Während wieder über Ostdeutschland und Mauerfall gesprochen wird, macht der aktuelle Zwischenruf auf die (post-)kolonialen Verbrechen Deutschlands in Namibia aufmerksam. Ein Thema, das auch "uns" Feminist*innen angehen muss.
Am 5. Februar 2018 war die Berliner Mauer so lange weg, wie sie stand: 28 Jahre, 2 Monate und 26 Tage. Einigen Medien war das eine Meldung wert. Dass das Jahr des Mauerfalls auch das entscheidende Jahr war, den fast hundertjährigen deutschen Kolonialismus in Namibia zu beenden, blieb jedoch nahezu unbeachtet. Dabei forderten Herero-Vertreter*innen am 26. Januar 2018 mit Nachdruck die Aufarbeitung des von Deutschen zwischen 1904 und 1908 verübten Völkermords an den Herero und Nama. An dieser sollten neben namibischen Regierungsrepräsentant*innen auch die Nachfahren der Ermordeten beteiligt werden. Doch die öffentliche Aufmerksamkeit richtete sich darauf, die vermeintliche Befreiung Ostdeutschlands zu feiern oder auch zu beweihräuchern. Darüber wurde die Verantwortung für die kolonialen Kriegsverbrechen in Namibia einmal mehr verschwiegen.
Mich ärgert diese Ignoranz ungeheuer: Ist es verdammt nochmal nicht die Verantwortung von uns weißen deutschen Feministinnen, dieses Schweigen zu durchbrechen? Wollen wir es wirklich allein chrismon überlassen, uns darüber aufzuklären, dass es ein Treffen der Linksfraktion mit den Herero-Vertreter*innen gab? Als in der DDR sozialisierte Frau* will ich auch nicht akzeptieren, dass mir die Geschichte der durch die DDR in den 1970er Jahren nach Güstrow rekrutierten Schwarzen Kinder aus Namibia als Heldengeschichte der Solidarität und schließlich erfolgreiche Wiedereingliederung ins postkoloniale Namibia erzählt wird. Das tut zum Beispiel der Film „Zeitreise: Die DDR Kinder aus Namibia“ des NDR.

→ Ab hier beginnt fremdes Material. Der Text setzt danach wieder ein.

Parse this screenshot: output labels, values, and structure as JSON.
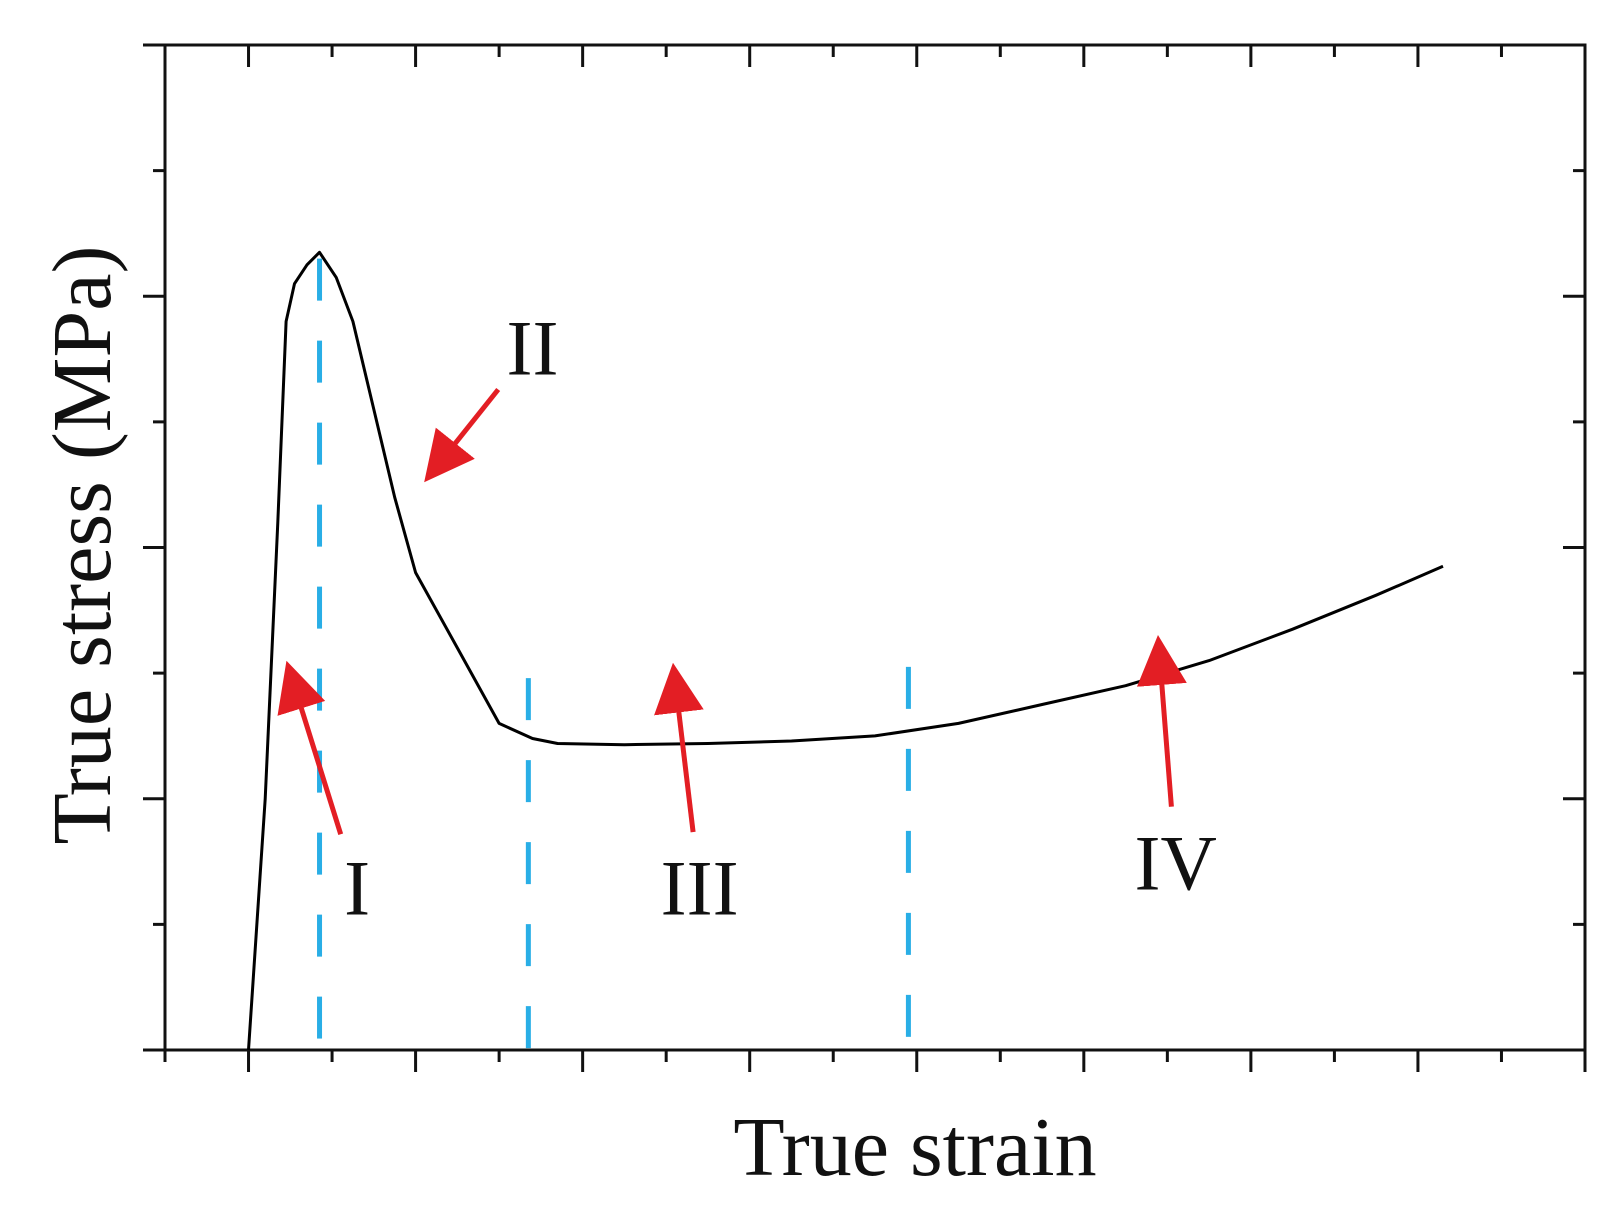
{
  "chart_data": {
    "type": "line",
    "xlabel": "True strain",
    "ylabel": "True stress (MPa)",
    "xlim": [
      0,
      17
    ],
    "ylim": [
      0,
      8
    ],
    "grid": false,
    "legend": "none",
    "tick_labels": "none",
    "series": [
      {
        "color": "#000000",
        "points": [
          [
            1.0,
            0.0
          ],
          [
            1.2,
            2.0
          ],
          [
            1.35,
            4.2
          ],
          [
            1.45,
            5.8
          ],
          [
            1.55,
            6.1
          ],
          [
            1.7,
            6.25
          ],
          [
            1.85,
            6.35
          ],
          [
            2.05,
            6.15
          ],
          [
            2.25,
            5.8
          ],
          [
            2.5,
            5.1
          ],
          [
            2.75,
            4.4
          ],
          [
            3.0,
            3.8
          ],
          [
            3.5,
            3.2
          ],
          [
            4.0,
            2.6
          ],
          [
            4.4,
            2.48
          ],
          [
            4.7,
            2.44
          ],
          [
            5.5,
            2.43
          ],
          [
            6.5,
            2.44
          ],
          [
            7.5,
            2.46
          ],
          [
            8.5,
            2.5
          ],
          [
            9.5,
            2.6
          ],
          [
            10.5,
            2.75
          ],
          [
            11.5,
            2.9
          ],
          [
            12.5,
            3.1
          ],
          [
            13.5,
            3.35
          ],
          [
            14.5,
            3.62
          ],
          [
            15.3,
            3.85
          ]
        ]
      }
    ],
    "region_boundaries": {
      "color": "#29aee6",
      "x": [
        1.85,
        4.35,
        8.9
      ]
    },
    "annotations": [
      {
        "text": "I",
        "arrow_to": [
          1.5,
          3.0
        ],
        "label_at": [
          2.3,
          1.3
        ]
      },
      {
        "text": "II",
        "arrow_to": [
          3.2,
          4.6
        ],
        "label_at": [
          4.4,
          5.6
        ]
      },
      {
        "text": "III",
        "arrow_to": [
          6.1,
          2.98
        ],
        "label_at": [
          6.4,
          1.3
        ]
      },
      {
        "text": "IV",
        "arrow_to": [
          11.9,
          3.2
        ],
        "label_at": [
          12.1,
          1.5
        ]
      }
    ],
    "arrow_color": "#e31e24"
  }
}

Dieser kleine, vermeintlich gut gemeinte Film hat mich fertiggemacht. Er beginnt mit einer vor Klischees strotzenden Einstellung auf ein Schwarz-Weiß-Foto, über das digital animierte Schneeflocken fallen. Wie wohl die Schwarzen Kinder Schnee erlebt haben, wird gefragt. Die Migrationspolitik der DDR wird auf den Geschmack von Schnee eingeschmolzen und damit infantilisiert und romantisiert. Gleichzeitig werden die Kinder in der Schneelandschaft Ostdeutschlands als fremd und anders markiert. Es folgen eingesprochene Beschreibungen des Heimalltags, die die Hilfslosigkeit und Armut der Kinder überhaupt erst konstruieren. Der Film wiederholt damit die rassistische Rhetorik, die, wie Maisha Auma schreibt, die DDR im Versuch, sich mit dem Befreiungskampf Namibias zu solidarisieren, reproduzierte.[1] Die weißen Lehrerinnen werden hingegen durch die Erfahrung, die Kinder zum Beispiel in Englisch, statt Russisch zu unterrichten, als sich emanzipierend eingeführt.

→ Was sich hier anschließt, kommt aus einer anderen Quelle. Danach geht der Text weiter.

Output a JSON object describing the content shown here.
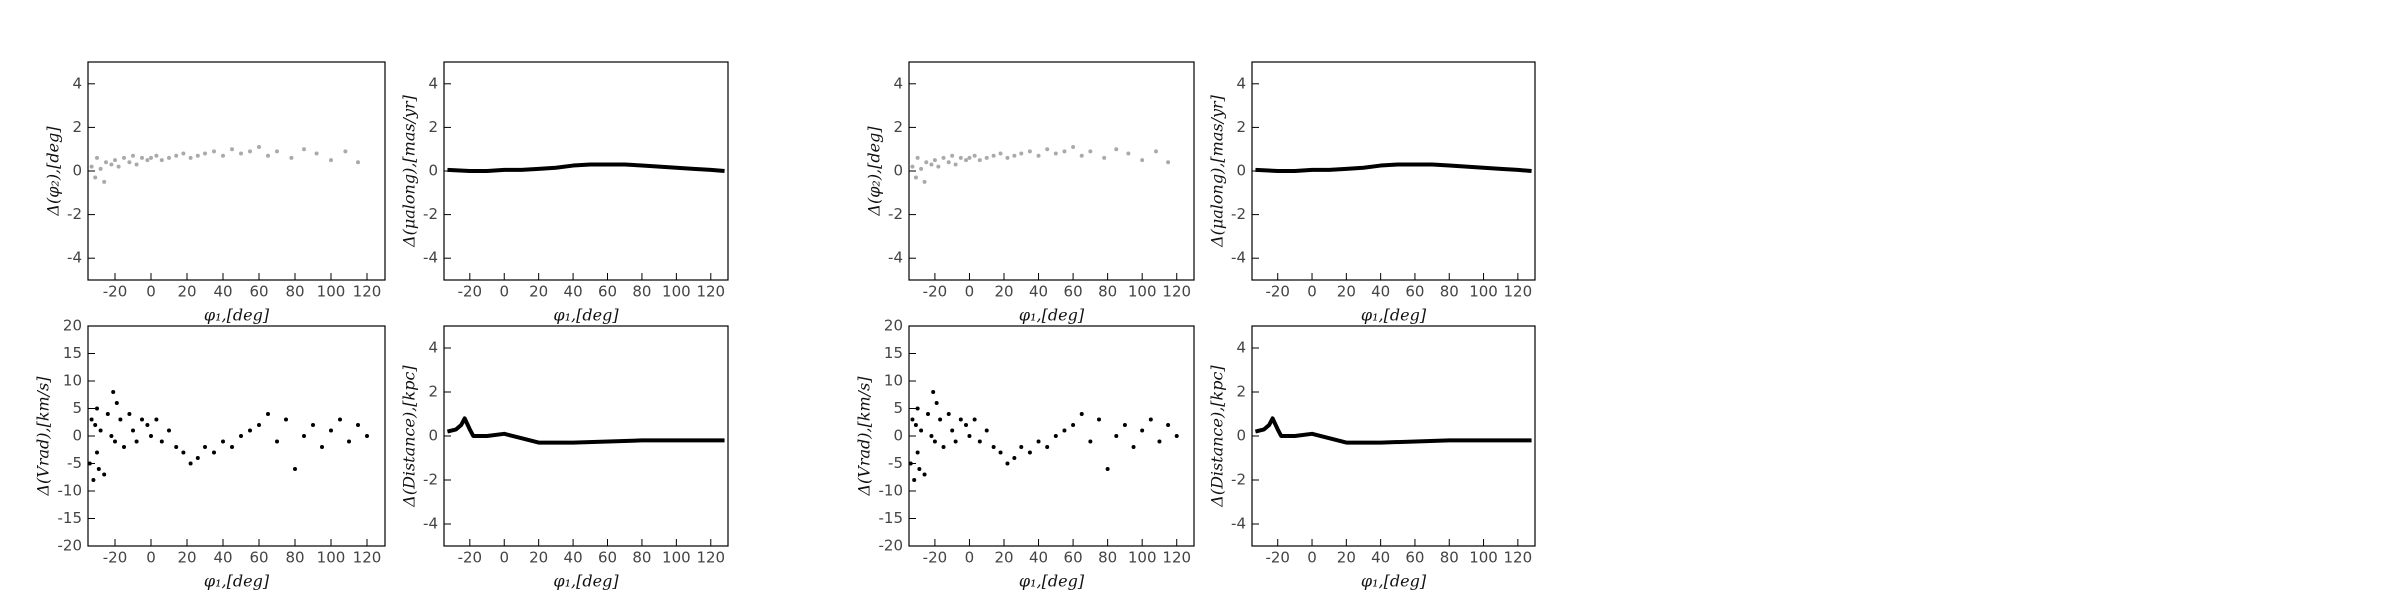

Ganz schlimm ist das Ende des Films. Mattheus Ndineti, der für den Film interviewte Zeitzeuge, steht vor der Kamera und beschwört, dass er sich, nachdem er kurz nach dem Fall der Mauer zusammen mit den anderen Kindern nach Namibia abgeschoben wurde, „ganz sehr wohl fühlen“ würde. Mehr erfahren wir nicht über ihn, wohl aber dass die DDR alles richtig gemacht hat: Es sei ein Glück für die Kinder, nach dem Mauerfall zurückgekehrt worden zu sein.
Jetzt, wo sich andeutet, dass das Ministerium für Wirtschaftliche Zusammenarbeit und Entwicklung wieder an die CSU fallen könnte, ist es umso dringlicher, den entwicklungspolitischen Humanismus-Rassismus, den solche Filme aufwärmen, zu zerlegen.
Dies versucht zum Beispiel Katrin Winklers jüngst in der Galerie am Körperpark gezeigte Arbeit „towards memory“. Die 2-Kanal-Videoinstellation überblendet die kolonialen Verbrechen Anfang des 20. Jahrhunderts mit der postkolonialen Migrationspolitik der DDR. Die Stimmen der fünf Frauen Monica Nambelela, Lucia Engombe, Fatima Pedru, Esther Utjiua Muinjange, die als Kinder ab 1979 während des Namibischen Unabhängigkeits- und Anti-Apartheid-Kampfs in die damalige DDR gesandt wurden, bilden das Voice-Over. Ihre Stimmen verwandeln sich die Geschichte Namibias an, ohne durch den Kamerablick vorgeführt zu werden.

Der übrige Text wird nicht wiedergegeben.